I’m sure he did. “He stepped in Austin’s blood yesterday, Aina, and his shoe prints matched one of the patent prints left in the hallway. If he wasn’t assigned to the fire, it’s possible he was one of the people responsible for starting it.”
“You memorized the shoe-print impressions in the soot?”
“Of course.”
She paused for a moment. “Well,” she said. “I’ll see what else I can learn.”
“Thanks.”
She disappeared down the hall, and as I was considering the implications to the case if Rickman really were Monday night’s arsonist, the door beside me banged open and Lien-hua fumed into the hallway. “What is it, Lien- hua? What did Margaret say?”
She spun, her eyes narrow, her lips drawn tight. “Margaret said that even if Lewis doesn’t press charges, it doesn’t change what I did. She said she can’t have an agent in the field who cannot control herself. She told me that after the interrogation, she’s putting me on administrative leave. Indefinitely.”
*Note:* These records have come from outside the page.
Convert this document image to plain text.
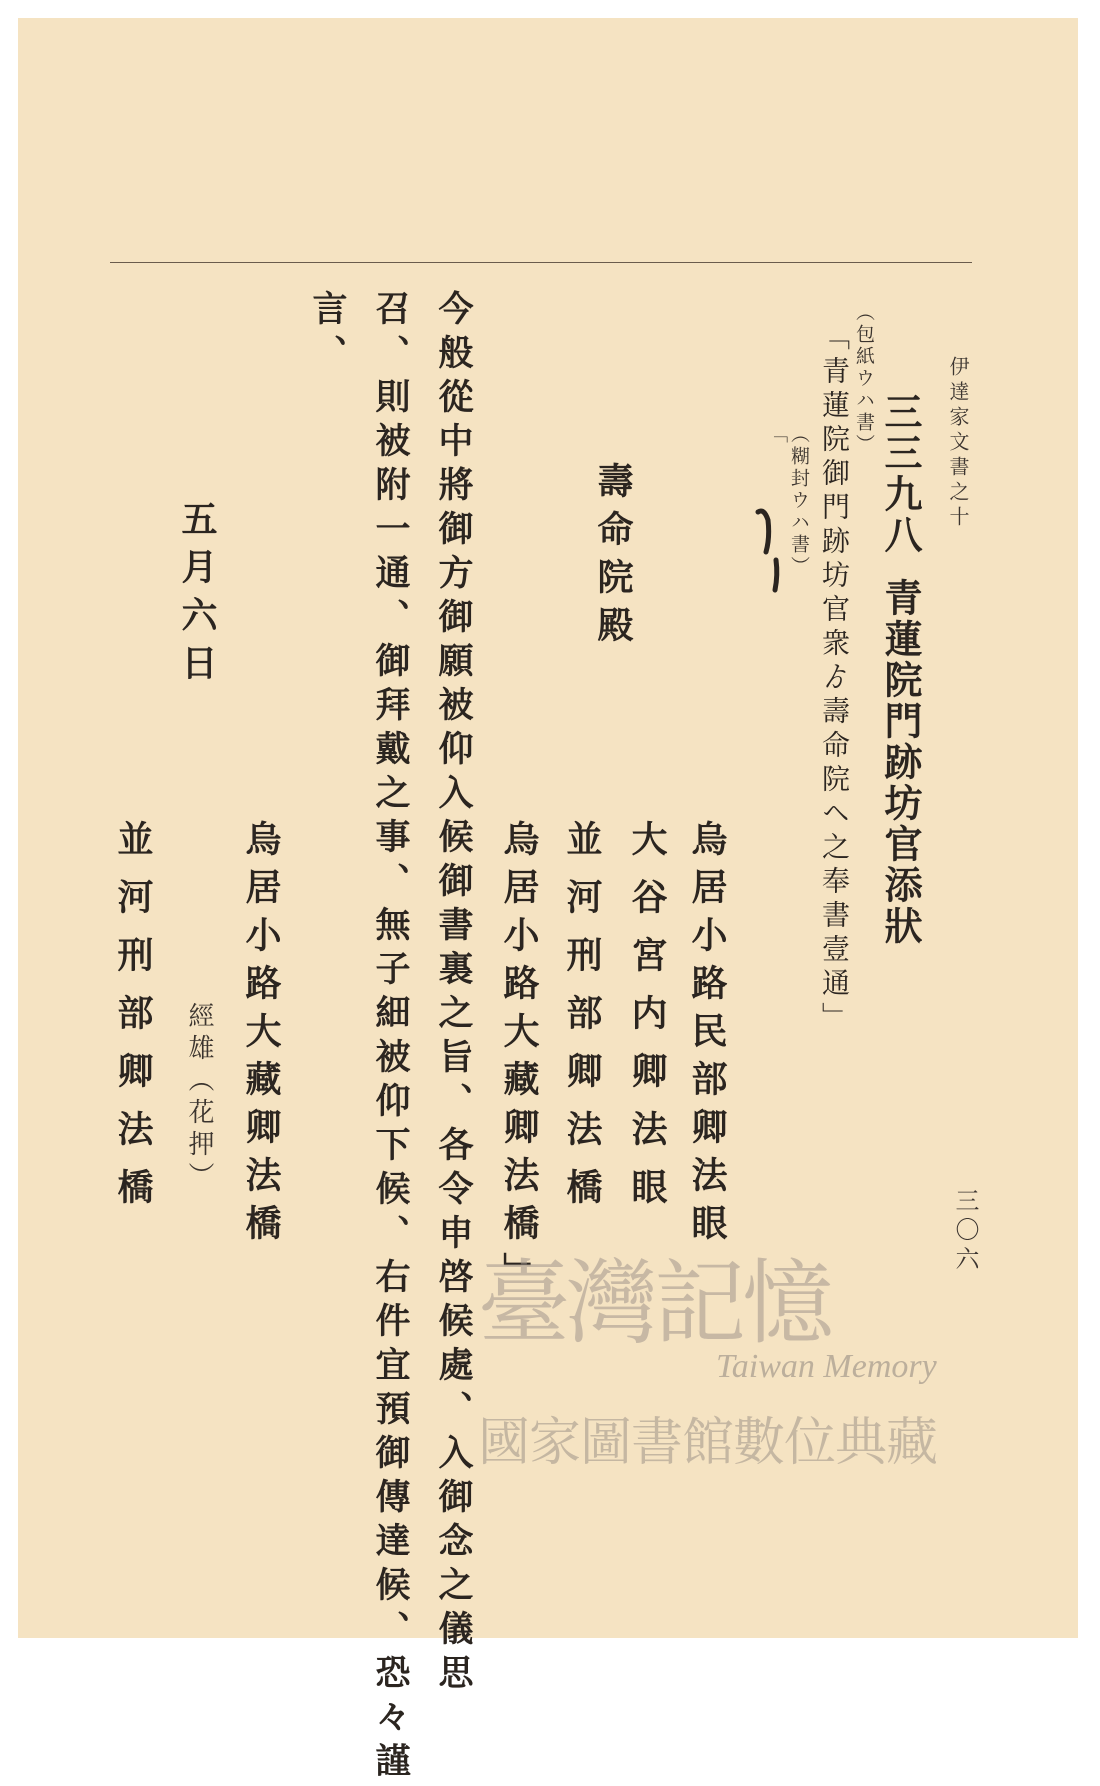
伊達家文書之十
三三九八
青蓮院門跡坊官添狀
（包紙ウハ書）
「青蓮院御門跡坊官衆ゟ壽命院ヘ之奉書壹通」
（糊封ウハ書）
「
烏居小路民部卿法眼
大谷宮内卿法眼
並河刑部卿法橋
烏居小路大藏卿法橋」
壽命院殿
今般從中將御方御願被仰入候御書裏之旨、各令申啓候處、入御念之儀思
召、則被附一通、御拜戴之事、無子細被仰下候、右件宜預御傳達候、恐々謹
言、
五月六日
烏居小路大藏卿法橋
經雄（花押）
並河刑部卿法橋
三〇六
臺灣記憶
Taiwan Memory
國家圖書館數位典藏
“What? You can’t be serious?”
Lien-hua stepped away. “I’m going to get ready for the interrogation, Pat. I need some time by myself.”
Margaret wasn’t there last night. She didn’t see how things played out.
I thought back to the Sherrod Aquarium and the sharks’ feeding schedule. I wondered how long it would take them to devour a bony, forty-seven-year-old woman.
Tessa’s flight was supposed to have left thirty minutes ago, and the whole time she’d been waiting she’d been wondering just how long it would take before Patrick called to “monitor” her some more.
She figured that when he did, he would probably apologize all over the place for sending her back home.
Good.
He should.
She pulled out her cell phone and set it on her lap.